[2767] in bugtraq
Re: Router programming,source routes and spoofed ICMP attacks.
daemon@ATHENA.MIT.EDU (Tom Fitzgerald)
Fri Jun 21 03:26:31 1996
Date: Fri, 21 Jun 1996 01:45:30 -0400
Reply-To: Bugtraq List <BUGTRAQ@netspace.org>
From: Tom Fitzgerald <fitz@draco.mv.com>
To: Multiple recipients of list BUGTRAQ <BUGTRAQ@netspace.org>
In-Reply-To: <199606201903.NAA00623@slack.xmission.com> from "Pete Ashdown" at
Jun 20, 96 01:03:32 pm
> >2: If you run a vulnerable machine (IRC or other chat server), consider
> > blocking icmp from outside your network from being passed through if
> > it's destined for that server.
>
> I noticed a bit of this weirdness being reported by gated the other day.
> Does anyone know how to block it at the gated level, or is it
> automatically done because it isn't on the local network?
Gated was probably complaining about route-redirects, which are one (rare)
form of bomb. Gated can't block them but it will remove the redirected
routes as soon as it notices them, so you may get a hiccup in availability
but no lost connections. ICMP bombs made of host-unreachables and
port-unreachables are more common - gated won't see them and on some
platforms they'll cause a disconnect.
The fix for redirect bombs is to do standard spoof-filtering: block all
packets coming into your site that have a source-address within your site.
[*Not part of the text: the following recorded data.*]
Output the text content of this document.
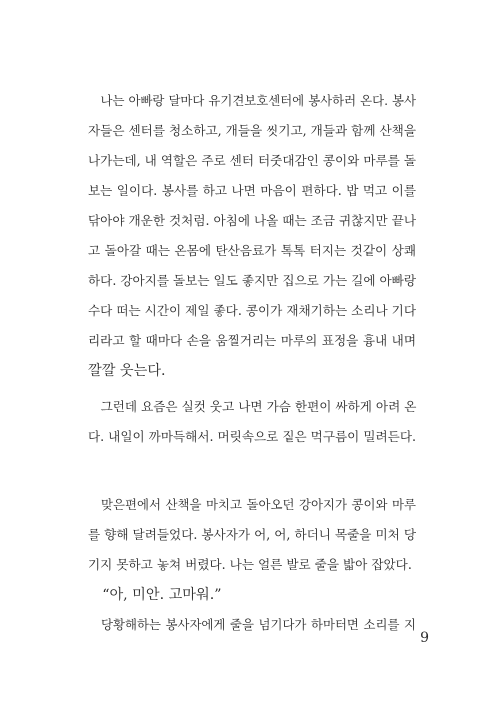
　나는 아빠랑 달마다 유기견보호센터에 봉사하러 온다. 봉사
자들은 센터를 청소하고, 개들을 씻기고, 개들과 함께 산책을
나가는데, 내 역할은 주로 센터 터줏대감인 콩이와 마루를 돌
보는 일이다. 봉사를 하고 나면 마음이 편하다. 밥 먹고 이를
닦아야 개운한 것처럼. 아침에 나올 때는 조금 귀찮지만 끝나
고 돌아갈 때는 온몸에 탄산음료가 톡톡 터지는 것같이 상쾌
하다. 강아지를 돌보는 일도 좋지만 집으로 가는 길에 아빠랑
수다 떠는 시간이 제일 좋다. 콩이가 재채기하는 소리나 기다
리라고 할 때마다 손을 움찔거리는 마루의 표정을 흉내 내며
깔깔 웃는다.
　그런데 요즘은 실컷 웃고 나면 가슴 한편이 싸하게 아려 온
다. 내일이 까마득해서. 머릿속으로 짙은 먹구름이 밀려든다.
　맞은편에서 산책을 마치고 돌아오던 강아지가 콩이와 마루
를 향해 달려들었다. 봉사자가 어, 어, 하더니 목줄을 미처 당
기지 못하고 놓쳐 버렸다. 나는 얼른 발로 줄을 밟아 잡았다.
　“아, 미안. 고마워.”
　당황해하는 봉사자에게 줄을 넘기다가 하마터면 소리를 지
9
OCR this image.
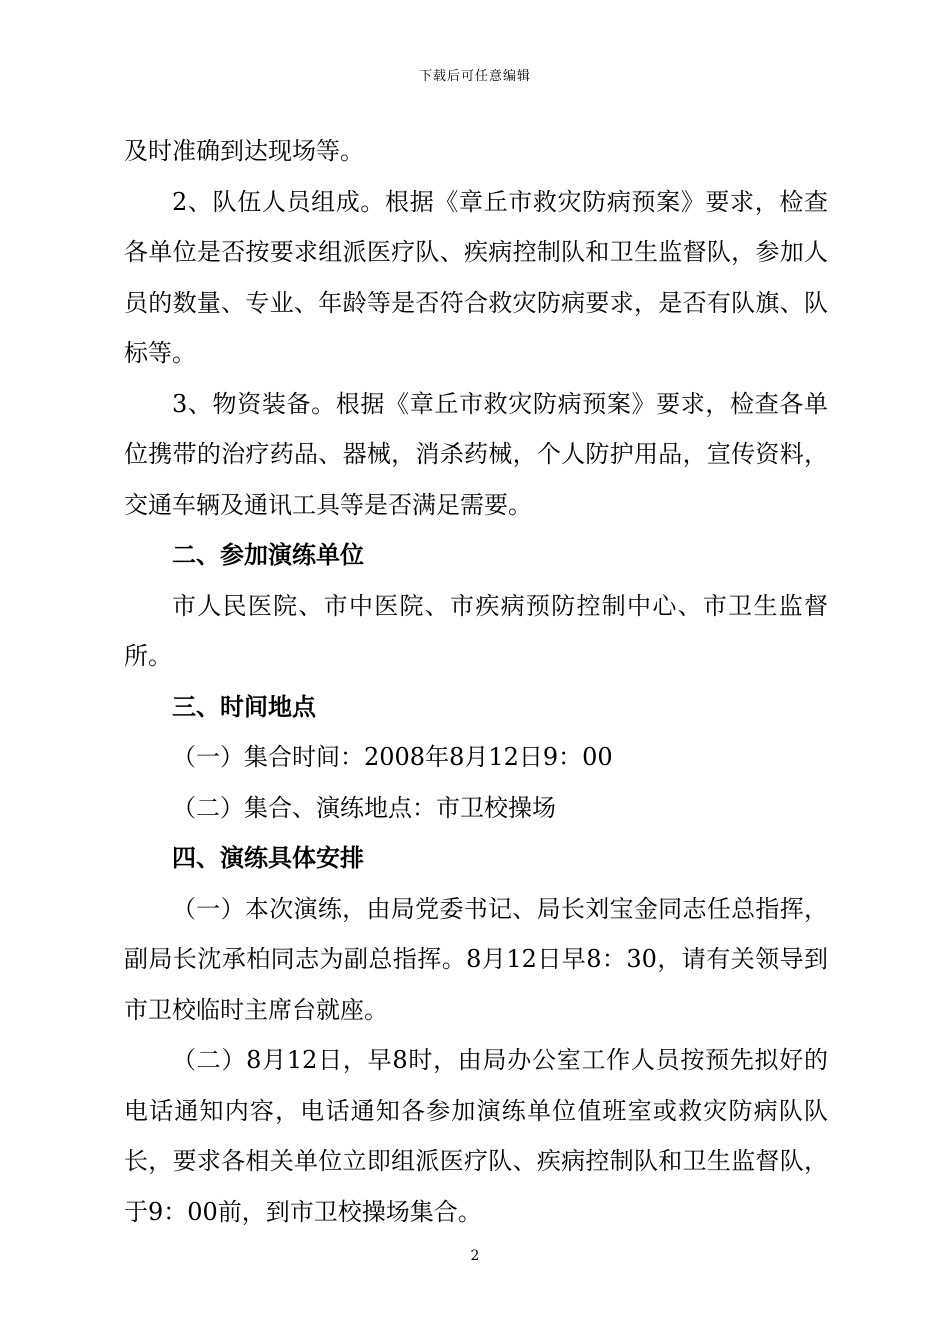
下载后可任意编辑

及时准确到达现场等。

2、队伍人员组成。根据《章丘市救灾防病预案》要求，检查各单位是否按要求组派医疗队、疾病控制队和卫生监督队，参加人员的数量、专业、年龄等是否符合救灾防病要求，是否有队旗、队标等。

3、物资装备。根据《章丘市救灾防病预案》要求，检查各单位携带的治疗药品、器械，消杀药械，个人防护用品，宣传资料，交通车辆及通讯工具等是否满足需要。

二、参加演练单位

市人民医院、市中医院、市疾病预防控制中心、市卫生监督所。

三、时间地点

（一）集合时间：2008年8月12日9：00

（二）集合、演练地点：市卫校操场

四、演练具体安排

（一）本次演练，由局党委书记、局长刘宝金同志任总指挥，副局长沈承柏同志为副总指挥。8月12日早8：30，请有关领导到市卫校临时主席台就座。

（二）8月12日，早8时，由局办公室工作人员按预先拟好的电话通知内容，电话通知各参加演练单位值班室或救灾防病队队长，要求各相关单位立即组派医疗队、疾病控制队和卫生监督队，于9：00前，到市卫校操场集合。

2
Your TCP stack should also make sure that the source of a redirect is the
original next-hop for the specified route (BSD 4.4 does this but I don't
know how common it is).
Responding to the original poster.... people should NOT block ICMPs to
systems that don't let unreachables disconnect a connection that's in
ESTABLISHED state. These systems are immune to bombs, and blocking all
ICMPs has bad side-effects like making e-mail delivery attempts take much
longer. Fixing the TCP stack is the real solution; filtering ICMPs is a
crude hack to get around a broken TCP.